Students may enter college in an "absolute knowing" phase where they rely on experts, such as the teacher, for knowledge they view as certain or absolute. It can take quite a lot of support and practice to transition to an "independent knowing" stage where they view their peers and themselves as sources of knowledge (Baxter Magolda, 1992). Thus, some pinch points are developmental in nature.
Where do my students always have questions?
For their first writing assignment in Junior Year Writing seminar, students always have a number of questions: How long should it be, what are you looking for, how it will be graded …? While the professor has always answered these questions thoroughly in class, she still gets follow-up questions in emails or requests to review drafts ahead of time. While she has always attributed these questions to the fact that it’s the first writing assignment of the course, she has begun to wonder if she can do just “one more thing” to help lessen student anxiety and confusion.
One more thing: Talking with a trusted colleague in his department, the professor realized that she has been providing expectations in different places and in fragments—over email, in class, or on Moodle. She also hasn’t clearly communicated the purpose of the assignment. She decides to create one comprehensive document for assignment #1 following the Transparency in Teaching and Learning (TILT) format.
Where do they always get things wrong on tests or assignments?

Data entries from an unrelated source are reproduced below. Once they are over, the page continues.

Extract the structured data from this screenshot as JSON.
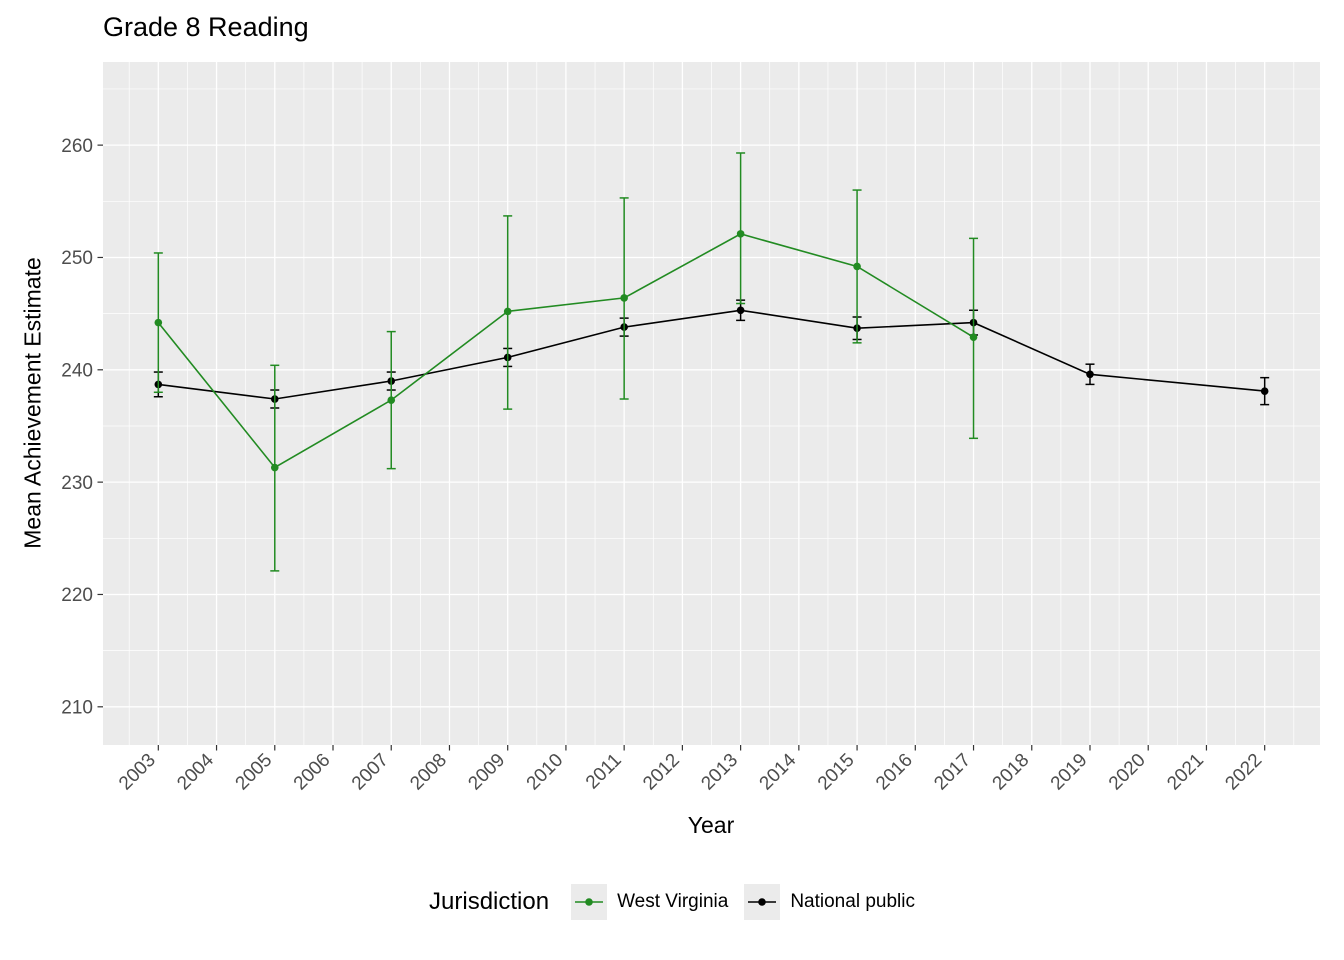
{
  "chart_data": {
    "type": "line",
    "title": "Grade 8 Reading",
    "xlabel": "Year",
    "ylabel": "Mean Achievement Estimate",
    "panel_bg": "#EBEBEB",
    "grid_color": "#FFFFFF",
    "tick_label_color": "#4D4D4D",
    "xlim": [
      2002.05,
      2022.95
    ],
    "ylim": [
      206.6,
      267.4
    ],
    "x_ticks": [
      2003,
      2004,
      2005,
      2006,
      2007,
      2008,
      2009,
      2010,
      2011,
      2012,
      2013,
      2014,
      2015,
      2016,
      2017,
      2018,
      2019,
      2020,
      2021,
      2022
    ],
    "y_ticks": [
      210,
      220,
      230,
      240,
      250,
      260
    ],
    "legend": {
      "title": "Jurisdiction",
      "position": "bottom",
      "items": [
        {
          "label": "West Virginia",
          "color": "#228B22"
        },
        {
          "label": "National public",
          "color": "#000000"
        }
      ]
    },
    "series": [
      {
        "name": "National public",
        "color": "#000000",
        "x": [
          2003,
          2005,
          2007,
          2009,
          2011,
          2013,
          2015,
          2017,
          2019,
          2022
        ],
        "y": [
          238.7,
          237.4,
          239.0,
          241.1,
          243.8,
          245.3,
          243.7,
          244.2,
          239.6,
          238.1
        ],
        "y_lo": [
          237.6,
          236.6,
          238.2,
          240.3,
          243.0,
          244.4,
          242.7,
          243.1,
          238.7,
          236.9
        ],
        "y_hi": [
          239.8,
          238.2,
          239.8,
          241.9,
          244.6,
          246.2,
          244.7,
          245.3,
          240.5,
          239.3
        ]
      },
      {
        "name": "West Virginia",
        "color": "#228B22",
        "x": [
          2003,
          2005,
          2007,
          2009,
          2011,
          2013,
          2015,
          2017
        ],
        "y": [
          244.2,
          231.3,
          237.3,
          245.2,
          246.4,
          252.1,
          249.2,
          242.9
        ],
        "y_lo": [
          238.0,
          222.1,
          231.2,
          236.5,
          237.4,
          245.9,
          242.4,
          233.9
        ],
        "y_hi": [
          250.4,
          240.4,
          243.4,
          253.7,
          255.3,
          259.3,
          256.0,
          251.7
        ]
      }
    ]
  }
}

In an Engineering Statics course, students constantly skip over the critical stage of drawing a free body diagram when solving a problem. The professor, who has students working in groups, finds that when students are stuck, she often just has to ask them to draw the free body diagram, and they can figure out the solution.
One more thing: Talking with a colleague in the Center for Teaching and Learning, the professor decides that she will split up group work into 2 stages: a free body diagram stage and then a problem-solving stage. After the free body diagram, students will compare their diagrams with that of another group or she will choose one to discuss as a class. Additionally, she decides that if a group of students wants to ask her a question, they will post a picture of their free body diagram in a collaborative online document which she then comments on and other students can see.
Where do they always ask for explanations in a different way than you provide?
In a psychology course, helping students understand the difference between a positive punishment (that decreases or maintains behavior by adding something undesirable) and negative reinforcement (that increases or maintains a behavior by taking something undesirable away) always requires multiple explanations, sometimes over many days.
One more thing: Writing in her teaching reflection journal, the professor decides that she will ask students to develop their own examples of positive punishment and negative reinforcement that they have seen in animal or childcare settings. She will let students know that some of the student examples will be included on the next assessment. After they come up with their examples in groups, the professor will randomly choose examples to present to the class. Class members will identify the type of reinforcement or punishment using an online student response system, and they will discuss the correct answers as a class. If examples are incorrect, the class will collaboratively rewrite them.